One difference with algae scrubbers, however, which makes them a bit more difficult, is the lighting that’s needed for the growth. Not only are you now dealing with electricity, but unlike DIY display lights which are above the tank in a dry air environment that you rarely touch, the lighting for an algae scrubber is in a humid or wet environment (or even underwater) that you touch daily—with wet algae dropping on top of it—all while possibly standing on a wet floor (maybe even with bare feet).
Long story short, you probably won’t want to make a complex algae scrubber your first-ever DIY project!
Some advantages of buying a scrubber are that you obviously don’t need the time or space to build one. But other reasons are that it’s hard to DIY some types of scrubber designs, even if you are good with DIY. Things like underwater lights for upflow scrubbers, or gravel-epoxy surfaces for algal attachment, or the long slot in a waterfall pipe, takes a few tries to get it right (meaning your first try will probably not work).
Buying a pre-built unit, however, is limited to what is for sale. Currently the only models available are waterfalls (which Santa Monica Filtration invented in 2008 and are now made by SMF and others) and upflows (only made by Santa Monica Filtration), and these are in certain sizes only.
There are a very few number of horizontal river models. However, these come from China and are tiny without any lights. And there are no dumping bucket designs available at all, probably because of their complexity.
The biggest advantage of DIY is, of course, saving money.
Most $300 commercial models can be DIY’d in a week for $60 in parts, and most of the costs is in the lighting. But DIY also lets you choose the exact style, size, and layout you want to fit into your exact space. If you need a very large model, such as for small exhibits at public aquariums, you will have to DIY.
DIY waterfall styles are generally going to need some acrylic or plastic gluing, unless you can find the proper size plastic box to start with. Cutting the slot in the waterfall pipe is the hardest part, and although it can be done with a Dremel moto-tool cutoff wheel, most people end up doing it over again with a table saw, router, or other shop equipment.
The lights are easy. Usually low cost Chinese plant-grow lights can be used from eBay, as long as you follow safety steps properly. Most DIY folks can do the PVC pipes, so that’s not a problem. Waterfalls are not really suitable for freshwater because the growth gets long and clogs drains and pumps. Also, waterfalls work best when placed over a sump — not externally on their own — because they can overflow, leak, and also drip from the waterfall pipe.
DIY bubbling upflow styles can be the easiest if they are similar to the Hang-On-Glass styles that Santa Monica Filtration makes.
These styles need no acrylic gluing or PVC pipe. The LED lights just stick to a plastic cover on the outside of the sump or tank wall using magnets or suction cups. The airline tubing for the bubbles is as easy as a goldfish tank. Cheap LED lights and a power supply from Ebay will do because they stay dry and are low voltage (no 240/120 volts at the light).

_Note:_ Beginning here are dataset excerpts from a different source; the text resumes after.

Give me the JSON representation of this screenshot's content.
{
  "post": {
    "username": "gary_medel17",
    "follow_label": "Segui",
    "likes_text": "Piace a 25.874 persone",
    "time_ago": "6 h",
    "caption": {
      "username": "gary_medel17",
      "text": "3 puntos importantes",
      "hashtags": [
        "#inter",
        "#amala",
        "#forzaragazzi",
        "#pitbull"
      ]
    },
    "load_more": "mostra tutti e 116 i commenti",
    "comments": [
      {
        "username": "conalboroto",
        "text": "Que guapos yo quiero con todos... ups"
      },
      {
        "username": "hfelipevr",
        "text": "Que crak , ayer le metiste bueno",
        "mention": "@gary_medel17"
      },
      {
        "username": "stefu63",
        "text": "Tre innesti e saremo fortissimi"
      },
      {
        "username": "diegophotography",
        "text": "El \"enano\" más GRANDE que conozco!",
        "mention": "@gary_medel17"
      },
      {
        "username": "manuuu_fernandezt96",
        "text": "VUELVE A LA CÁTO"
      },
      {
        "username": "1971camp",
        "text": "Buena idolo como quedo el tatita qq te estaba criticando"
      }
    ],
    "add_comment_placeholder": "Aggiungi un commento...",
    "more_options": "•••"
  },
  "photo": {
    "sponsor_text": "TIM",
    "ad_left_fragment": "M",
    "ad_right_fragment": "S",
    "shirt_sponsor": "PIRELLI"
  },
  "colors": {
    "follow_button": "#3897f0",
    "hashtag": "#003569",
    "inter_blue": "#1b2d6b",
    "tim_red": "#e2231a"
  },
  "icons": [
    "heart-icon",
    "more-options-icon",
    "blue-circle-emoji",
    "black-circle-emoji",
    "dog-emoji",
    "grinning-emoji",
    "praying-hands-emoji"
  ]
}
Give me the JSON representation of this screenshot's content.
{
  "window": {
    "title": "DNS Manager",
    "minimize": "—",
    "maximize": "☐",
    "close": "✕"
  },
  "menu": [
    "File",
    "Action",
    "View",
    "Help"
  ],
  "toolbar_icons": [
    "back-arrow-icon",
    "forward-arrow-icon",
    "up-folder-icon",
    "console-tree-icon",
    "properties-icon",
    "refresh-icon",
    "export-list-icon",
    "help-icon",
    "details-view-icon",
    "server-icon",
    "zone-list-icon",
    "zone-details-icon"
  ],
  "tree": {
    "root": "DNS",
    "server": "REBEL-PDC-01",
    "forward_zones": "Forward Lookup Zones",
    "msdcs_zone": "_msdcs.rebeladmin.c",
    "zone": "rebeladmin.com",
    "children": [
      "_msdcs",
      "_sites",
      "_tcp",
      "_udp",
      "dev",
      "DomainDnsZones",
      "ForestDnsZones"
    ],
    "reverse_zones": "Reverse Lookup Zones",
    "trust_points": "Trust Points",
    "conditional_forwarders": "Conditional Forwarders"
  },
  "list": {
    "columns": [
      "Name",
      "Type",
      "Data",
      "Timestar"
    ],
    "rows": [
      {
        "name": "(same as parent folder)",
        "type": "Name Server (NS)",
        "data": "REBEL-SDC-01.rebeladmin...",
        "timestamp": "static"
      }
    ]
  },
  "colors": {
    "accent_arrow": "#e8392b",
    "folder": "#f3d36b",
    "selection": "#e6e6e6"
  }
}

These designs might be suitable for first-time DIY projects if you can get help with the lights and are great for freshwater too because the long growth is kept mostly inside the growth compartment. Lastly, they can’t overflow, leak, or drip because they are already underwater.
DIY horizontal rivers are relatively easy to build — at least the river water part is. But again, the lighting can be a challenge over the long narrow pathway. One workaround for this is to put it under your display lights, but that’s too cumbersome and unsightly for most people. And if you put it over a sump, these designs tend to cover the top of the sump like a lid, so you can’t get access to anything.
If you have multiple tanks, a good piece of advice is to first try a scrubber on the smallest aquarium. Especially if it is freshwater, because that way you can get a feel for placement, lighting, cleaning, noise, etc. before working up to a bigger one.